The emphasis on science doesn’t detract from the art up on the Phillips Collection walls. It builds the picture of an extraordinary, inventive young artist, not yet dialed into the role he would later establish for himself. The show spurs dozens of questions even as it answers the mystery of what was beneath some of his canvases: What is Picasso truly revealing, and hiding? Who is the voyeur here?
Even in the emotional turmoil of the Blue Period, the works fizz with creative tension. In the remarkable The Dead Woman, blue paint spills off the edge of the exposed canvas. It’s haunting. His paintings of blue rooftops cackle with the spark of urban life at the turn of the century. His 1901 Evocation (The Burial of Casagemas) is powerful painting reflecting on the death by suicide of his friend, painter and poet Carles Casagemas. The exhibition notes that 60 years after producing this remarkable image, Picasso told another friend that his Blue Period was a response to Casagemas’s death.

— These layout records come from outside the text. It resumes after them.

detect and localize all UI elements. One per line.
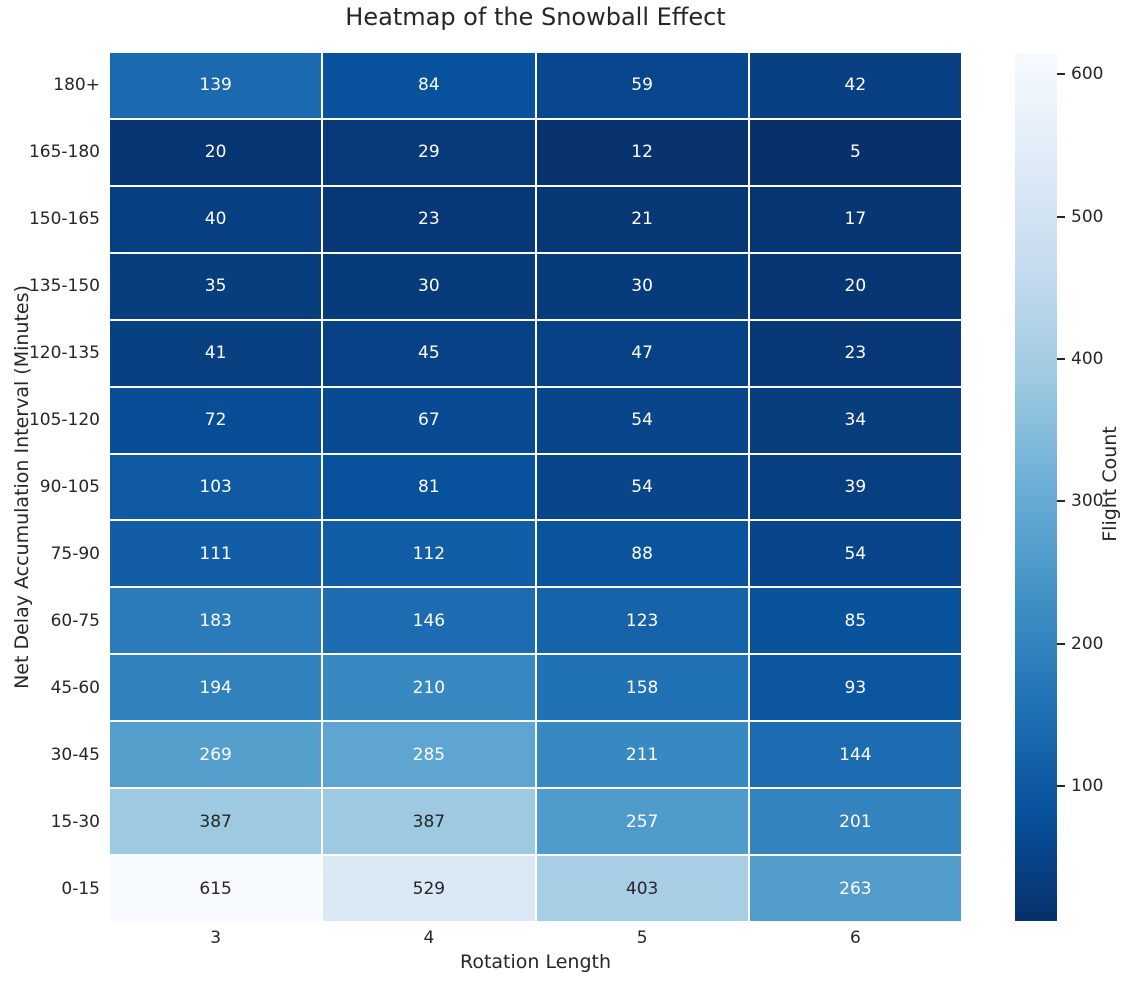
heatmap-cell: 194 — [110, 655, 322, 721]
heatmap-cell: 54 — [749, 521, 961, 587]
heatmap-cell: 84 — [323, 53, 535, 118]
colorbar-tick-mark — [1057, 784, 1065, 787]
y-tick-label: 60-75 — [50, 610, 100, 631]
colorbar-label: Flight Count — [1099, 426, 1121, 542]
y-tick-label: 30-45 — [50, 744, 100, 765]
chart-title: Heatmap of the Snowball Effect — [345, 3, 726, 31]
heatmap-cell: 35 — [110, 253, 322, 319]
colorbar-tick-label: 600 — [1071, 64, 1104, 85]
colorbar-tick-label: 400 — [1071, 348, 1104, 369]
heatmap-cell: 201 — [749, 789, 961, 855]
colorbar-tick-mark — [1057, 73, 1065, 76]
heatmap-cell: 5 — [749, 119, 961, 185]
heatmap-cell: 59 — [536, 53, 748, 118]
y-tick-label: 75-90 — [50, 543, 100, 564]
heatmap-cell: 210 — [323, 655, 535, 721]
heatmap-cell: 12 — [536, 119, 748, 185]
heatmap-cell: 146 — [323, 588, 535, 654]
heatmap-cell: 41 — [110, 320, 322, 386]
heatmap-cell: 112 — [323, 521, 535, 587]
x-tick-label: 6 — [849, 927, 861, 948]
colorbar-tick-mark — [1057, 500, 1065, 503]
y-tick-label: 105-120 — [28, 410, 100, 431]
colorbar-tick-label: 500 — [1071, 206, 1104, 227]
heatmap-cell: 85 — [749, 588, 961, 654]
x-tick-label: 5 — [636, 927, 648, 948]
heatmap-cell: 34 — [749, 387, 961, 453]
heatmap-cell: 144 — [749, 722, 961, 788]
heatmap-cell: 88 — [536, 521, 748, 587]
y-tick-label: 120-135 — [28, 343, 100, 364]
heatmap-cell: 45 — [323, 320, 535, 386]
heatmap-cell: 54 — [536, 387, 748, 453]
heatmap-cell: 29 — [323, 119, 535, 185]
colorbar-tick-mark — [1057, 642, 1065, 645]
colorbar-tick-label: 300 — [1071, 491, 1104, 512]
heatmap-cell: 47 — [536, 320, 748, 386]
heatmap-cell: 403 — [536, 856, 748, 921]
colorbar-tick-mark — [1057, 357, 1065, 360]
heatmap-cell: 615 — [110, 856, 322, 921]
heatmap-cell: 158 — [536, 655, 748, 721]
heatmap-cell: 269 — [110, 722, 322, 788]
heatmap-cell: 23 — [749, 320, 961, 386]
heatmap-cell: 20 — [110, 119, 322, 185]
heatmap-cell: 285 — [323, 722, 535, 788]
heatmap-cell: 30 — [323, 253, 535, 319]
y-tick-label: 90-105 — [39, 476, 100, 497]
y-tick-label: 15-30 — [50, 811, 100, 832]
heatmap-cell: 81 — [323, 454, 535, 520]
heatmap-cell: 93 — [749, 655, 961, 721]
heatmap-cell: 123 — [536, 588, 748, 654]
y-tick-label: 180+ — [53, 75, 100, 96]
heatmap-cell: 263 — [749, 856, 961, 921]
heatmap-cell: 42 — [749, 53, 961, 118]
y-tick-label: 135-150 — [28, 276, 100, 297]
colorbar-gradient — [1015, 53, 1057, 921]
heatmap-cell: 20 — [749, 253, 961, 319]
heatmap-cell: 139 — [110, 53, 322, 118]
colorbar-tick-mark — [1057, 215, 1065, 218]
heatmap-cell: 54 — [536, 454, 748, 520]
heatmap-cell: 72 — [110, 387, 322, 453]
heatmap: 139 84 59 42 20 29 12 5 40 23 21 17 35 30 30 20 41 45 47 23… — [110, 53, 961, 921]
y-tick-label: 45-60 — [50, 677, 100, 698]
colorbar-tick-label: 100 — [1071, 775, 1104, 796]
x-tick-label: 4 — [423, 927, 435, 948]
heatmap-cell: 40 — [110, 186, 322, 252]
heatmap-cell: 183 — [110, 588, 322, 654]
heatmap-cell: 21 — [536, 186, 748, 252]
heatmap-cell: 387 — [110, 789, 322, 855]
y-tick-label: 150-165 — [28, 209, 100, 230]
x-axis-label: Rotation Length — [459, 951, 612, 973]
heatmap-cell: 30 — [536, 253, 748, 319]
heatmap-cell: 103 — [110, 454, 322, 520]
heatmap-cell: 387 — [323, 789, 535, 855]
y-axis-label: Net Delay Accumulation Interval (Minutes… — [11, 285, 33, 689]
colorbar-tick-label: 200 — [1071, 633, 1104, 654]
y-tick-label: 165-180 — [28, 142, 100, 163]
heatmap-cell: 529 — [323, 856, 535, 921]
heatmap-cell: 257 — [536, 789, 748, 855]
heatmap-cell: 17 — [749, 186, 961, 252]
heatmap-cell: 39 — [749, 454, 961, 520]
heatmap-cell: 23 — [323, 186, 535, 252]
y-axis-tick-labels: 180+ 165-180 150-165 135-150 120-135 105-120 9… — [0, 53, 100, 921]
x-axis-tick-labels: 3 4 5 6 — [110, 921, 961, 954]
heatmap-cell: 67 — [323, 387, 535, 453]
heatmap-cell: 111 — [110, 521, 322, 587]
y-tick-label: 0-15 — [61, 878, 100, 899]
heatmap-cell: 211 — [536, 722, 748, 788]
x-tick-label: 3 — [210, 927, 222, 948]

The Blue Period paintings from his time in Paris are presented within thoughtful analysis of Picasso’s time visiting the women’s hospital prison at Saint-Lazare near Montmartre. These paintings offer several moments to reflect on the contrast between the sensitivity he shows these women with the poor treatment he bestowed on so many women throughout his personal life.

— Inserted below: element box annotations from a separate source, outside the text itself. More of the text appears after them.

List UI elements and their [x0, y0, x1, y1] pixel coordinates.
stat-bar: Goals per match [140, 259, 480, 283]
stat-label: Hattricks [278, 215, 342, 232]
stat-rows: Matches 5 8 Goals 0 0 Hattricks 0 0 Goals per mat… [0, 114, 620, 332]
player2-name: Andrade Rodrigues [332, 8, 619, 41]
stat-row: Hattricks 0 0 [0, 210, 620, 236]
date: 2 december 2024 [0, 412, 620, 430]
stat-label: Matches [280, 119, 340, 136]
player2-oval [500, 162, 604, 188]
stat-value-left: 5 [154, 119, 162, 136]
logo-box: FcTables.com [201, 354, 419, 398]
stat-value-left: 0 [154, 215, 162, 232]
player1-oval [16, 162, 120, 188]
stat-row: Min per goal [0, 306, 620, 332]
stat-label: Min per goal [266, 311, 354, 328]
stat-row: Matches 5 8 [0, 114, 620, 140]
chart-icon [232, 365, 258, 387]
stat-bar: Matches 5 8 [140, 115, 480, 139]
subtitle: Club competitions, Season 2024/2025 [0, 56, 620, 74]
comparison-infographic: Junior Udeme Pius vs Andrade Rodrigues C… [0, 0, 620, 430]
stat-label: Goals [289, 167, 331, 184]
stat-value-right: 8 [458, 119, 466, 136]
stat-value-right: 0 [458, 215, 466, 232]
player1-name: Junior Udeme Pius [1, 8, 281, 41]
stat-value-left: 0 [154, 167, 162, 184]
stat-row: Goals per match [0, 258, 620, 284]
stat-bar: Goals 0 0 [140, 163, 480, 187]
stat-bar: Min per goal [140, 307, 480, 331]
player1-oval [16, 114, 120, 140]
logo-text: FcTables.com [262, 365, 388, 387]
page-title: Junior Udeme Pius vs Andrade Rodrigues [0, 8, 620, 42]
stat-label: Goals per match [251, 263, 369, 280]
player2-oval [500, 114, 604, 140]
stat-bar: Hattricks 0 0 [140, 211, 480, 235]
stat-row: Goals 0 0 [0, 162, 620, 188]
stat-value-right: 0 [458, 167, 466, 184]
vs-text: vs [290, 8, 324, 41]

There are many fascinating details, buried secrets, and contextual clues to explore in the exhibition. The extraordinary reveals of the hidden parts of Picasso’s canvases fascinate, perplex, and yield a new look at the sometimes all-too-familiar artist.
“For us, the conservation part of the project revealed a lot of information about his creative process—the manner in which he would make decisions about the final composition that we see on the canvas, about how he could in perhaps a day, just his style could change so dramatically during that 1901 year,” said Behrends Frank. “I have to say that I’m still so impressed by all of this gift that this young man had—that he could take from so many different sources, process it through him.”